D’où ce double-retour en arrière dans Les Diamants sont éternels : Sean Connery consent à reprendre du service pour la sixième et dernière fois (en attendant Jamais plus jamais, remake non-officiel d’Opération Tonnerre sorti en 1983), et sa quête de vengeance est vite expédiée, tandis que Tiffany Case (Jill St. John) coche toutes les cases de ce rôle parfois ingrat qui donne souvent à la franchise un côté misogyne. Certaines parviendront à sortir du lot (Barbara Bach dans L’Espion qui m’aimait, Famke Janssen dans Goldeneye, Halle Berry dans Meurs un autre jour…), mais aucune ne réussira vraiment à renouer avec l’aura de Diana Rigg, ni la profondeur de son personnage. Jusqu’en en 2006.

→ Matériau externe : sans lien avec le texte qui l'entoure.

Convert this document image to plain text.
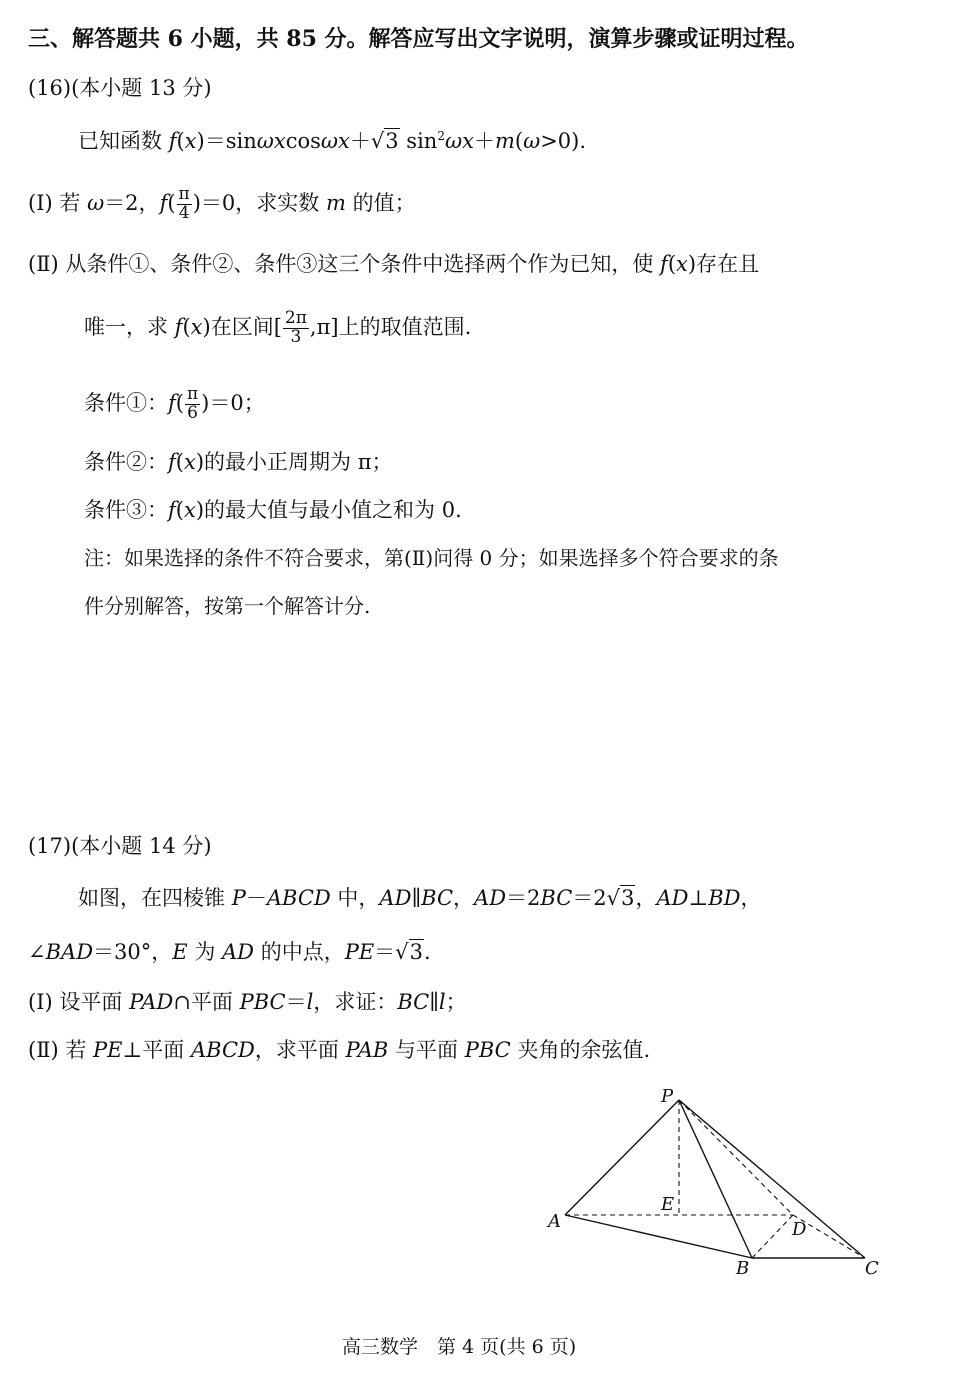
三、解答题共 6 小题，共 85 分。解答应写出文字说明，演算步骤或证明过程。
(16)(本小题 13 分)
已知函数 f(x)＝sinωxcosωx＋√3 $\sin^2\omega x+m(\omega>0)$.
(Ⅰ) 若 ω＝2，$f( \frac{\pi}{4} )=0$，求实数 m 的值；
(Ⅱ) 从条件①、条件②、条件③这三个条件中选择两个作为已知，使 f(x)存在且
唯一，求 f(x)在区间[ $\frac{2\pi}{3} ,\pi$]上的取值范围.
条件①：$f( \frac{\pi}{6} )=0$；
条件②：f(x)的最小正周期为 π；
条件③：f(x)的最大值与最小值之和为 0.
注：如果选择的条件不符合要求，第(Ⅱ)问得 0 分；如果选择多个符合要求的条
件分别解答，按第一个解答计分.
(17)(本小题 14 分)
如图，在四棱锥 P－ABCD 中，AD∥BC，AD＝2BC＝2√3，AD⊥BD，
∠BAD＝30°，E 为 AD 的中点，PE＝√3.
(Ⅰ) 设平面 PAD∩平面 PBC＝l，求证：BC∥l；
(Ⅱ) 若 PE⊥平面 ABCD，求平面 PAB 与平面 PBC 夹角的余弦值.
P
E
A	D
B	C
高三数学　第 4 页(共 6 页)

Ringardisée quelques années plus tôt par la dernière sortie de Pierce Brosnan dans le smoking et par l’émergence de Jason Bourne, la saga James Bond remet les compteurs à zéro avec Casino Royale. Un épisode en forme d’origin story, plus sec et humain, grâce auquel la franchise parvient aussi bien à se mesurer à ses concurrents direct en matière d’action qu’à Au Service Secret de Sa Majesté en ce qui concerne le premier rôle féminin. Dans le numéro de Première de décembre 2019, son interprète Eva Green avouait toutefois avoir refusé de passer des essais, faute d’avoir pu lire le scénario : “J’avais peur d’un rôle un peu sexiste”, explique la comédienne récemment nommée aux César pour sa prestation dans Proxima. “Ils ont finalement accepté ma demande [de me faire lire le script]. Et là, j’ai vu à quel point le personnage de Vesper était riche et passionnant.” Ce qui est un bon résumé. Car si Daniel Craig fait taire les sceptiques en 007, sa partenaire marque aussi les esprits sous les traits de Vesper Lynd, dont le traitement rappelle vite celui de Tracy di Vicenzo, jusque dans son destin tragique.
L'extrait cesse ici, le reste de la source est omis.